Let \(f\) be a function defined everywhere on an open interval containing \(c\), except possibly at \(c\). Then \(f(x)\) becomes unbounded in the positive direction (has an infinite limit) as \(x\) approaches \(c\), written \begin{equation*} \lim_{x\rightarrow c}f(x)=\infty \end{equation*}
if, for every positive number \(M\), a positive number \(\delta \) exists so that \[ \hbox{whenever } 0\lt\vert x-c\vert \lt \delta \hbox{ then } f(x) \gt M. \]
Similarly, \(f(x)\) becomes unbounded in the negative direction (has an infinite limit) as \(x\) approaches \(c\), written \begin{equation*} \lim\limits_{x\rightarrow c}f(x)=-\infty \end{equation*}
if, for every negative number \(N\), a positive number \(\delta \) exists so that \[ \hbox{whenever } 0\lt\vert x-c\vert \lt \delta \hbox{ then } f(x) \lt N. \]
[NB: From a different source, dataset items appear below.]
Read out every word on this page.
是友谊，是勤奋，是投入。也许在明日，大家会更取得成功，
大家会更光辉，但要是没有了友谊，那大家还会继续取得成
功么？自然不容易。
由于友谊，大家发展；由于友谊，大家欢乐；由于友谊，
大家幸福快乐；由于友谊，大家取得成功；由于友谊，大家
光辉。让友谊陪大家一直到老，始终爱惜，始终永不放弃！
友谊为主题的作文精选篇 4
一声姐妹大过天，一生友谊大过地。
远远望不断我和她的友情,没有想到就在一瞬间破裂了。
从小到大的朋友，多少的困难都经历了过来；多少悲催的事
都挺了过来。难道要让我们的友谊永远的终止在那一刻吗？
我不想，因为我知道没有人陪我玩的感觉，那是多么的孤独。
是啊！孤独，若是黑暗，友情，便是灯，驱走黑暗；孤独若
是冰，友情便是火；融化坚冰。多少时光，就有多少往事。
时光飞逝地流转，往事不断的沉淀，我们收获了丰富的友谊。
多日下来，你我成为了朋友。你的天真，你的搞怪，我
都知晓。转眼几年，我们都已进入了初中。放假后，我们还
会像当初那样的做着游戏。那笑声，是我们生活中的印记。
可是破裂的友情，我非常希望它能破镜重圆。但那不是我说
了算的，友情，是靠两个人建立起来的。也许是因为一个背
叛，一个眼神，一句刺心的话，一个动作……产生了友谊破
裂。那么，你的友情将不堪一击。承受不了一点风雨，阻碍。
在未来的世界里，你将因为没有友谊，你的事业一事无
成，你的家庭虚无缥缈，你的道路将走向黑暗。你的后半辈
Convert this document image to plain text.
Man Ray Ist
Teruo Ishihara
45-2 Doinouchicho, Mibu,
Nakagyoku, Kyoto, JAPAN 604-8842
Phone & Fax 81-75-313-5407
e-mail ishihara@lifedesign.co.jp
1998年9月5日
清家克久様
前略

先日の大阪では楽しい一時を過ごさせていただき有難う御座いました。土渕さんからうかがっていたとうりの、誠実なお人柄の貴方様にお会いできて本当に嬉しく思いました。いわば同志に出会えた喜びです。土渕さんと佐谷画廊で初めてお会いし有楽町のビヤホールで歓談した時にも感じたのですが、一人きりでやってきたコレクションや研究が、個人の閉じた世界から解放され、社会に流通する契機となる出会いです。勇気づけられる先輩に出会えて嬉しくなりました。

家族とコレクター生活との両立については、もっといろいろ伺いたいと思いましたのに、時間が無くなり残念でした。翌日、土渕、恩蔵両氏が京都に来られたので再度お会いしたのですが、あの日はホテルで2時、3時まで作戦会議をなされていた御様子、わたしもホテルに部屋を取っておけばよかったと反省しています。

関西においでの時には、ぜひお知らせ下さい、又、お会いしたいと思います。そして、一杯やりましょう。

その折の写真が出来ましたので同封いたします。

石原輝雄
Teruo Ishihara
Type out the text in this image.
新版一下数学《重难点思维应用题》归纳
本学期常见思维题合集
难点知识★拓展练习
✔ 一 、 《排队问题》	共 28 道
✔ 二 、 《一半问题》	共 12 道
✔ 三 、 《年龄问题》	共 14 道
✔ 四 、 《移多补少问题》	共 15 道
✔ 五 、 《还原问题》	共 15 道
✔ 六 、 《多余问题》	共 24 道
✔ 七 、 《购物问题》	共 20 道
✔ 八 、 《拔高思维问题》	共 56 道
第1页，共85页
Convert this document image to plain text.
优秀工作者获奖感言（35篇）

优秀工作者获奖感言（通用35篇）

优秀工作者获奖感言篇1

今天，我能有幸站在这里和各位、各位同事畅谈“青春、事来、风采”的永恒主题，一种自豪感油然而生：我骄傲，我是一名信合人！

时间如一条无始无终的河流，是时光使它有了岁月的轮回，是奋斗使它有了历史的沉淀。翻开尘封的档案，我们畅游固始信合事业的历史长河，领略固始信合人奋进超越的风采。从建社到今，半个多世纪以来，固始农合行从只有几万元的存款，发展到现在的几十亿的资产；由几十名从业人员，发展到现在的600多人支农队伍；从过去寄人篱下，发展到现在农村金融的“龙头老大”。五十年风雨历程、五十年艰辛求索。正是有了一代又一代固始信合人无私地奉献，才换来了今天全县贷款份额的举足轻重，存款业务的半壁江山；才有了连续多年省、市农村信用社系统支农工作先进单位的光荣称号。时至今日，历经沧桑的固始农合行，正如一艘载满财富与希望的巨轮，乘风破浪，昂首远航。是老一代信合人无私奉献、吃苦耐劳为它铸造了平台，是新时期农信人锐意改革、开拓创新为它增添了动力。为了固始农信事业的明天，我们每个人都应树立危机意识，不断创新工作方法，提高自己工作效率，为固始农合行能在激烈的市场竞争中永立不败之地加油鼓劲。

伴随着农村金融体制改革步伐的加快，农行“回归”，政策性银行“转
Figure 69 illustrates infinite limits.
Let \(f\) be a function defined on an open interval \((b,\,\infty )\). Then \(f\) has an infinite limit at infinity \begin{equation*} \lim_{x\rightarrow \infty }f(x)=\infty \end{equation*}
if for any positive number \(M\), there is a corresponding positive number \(N\) so that whenever \(x \gt N\), then \(f(x) \gt M.\)
A similar definition applies for infinite limits at negative infinity.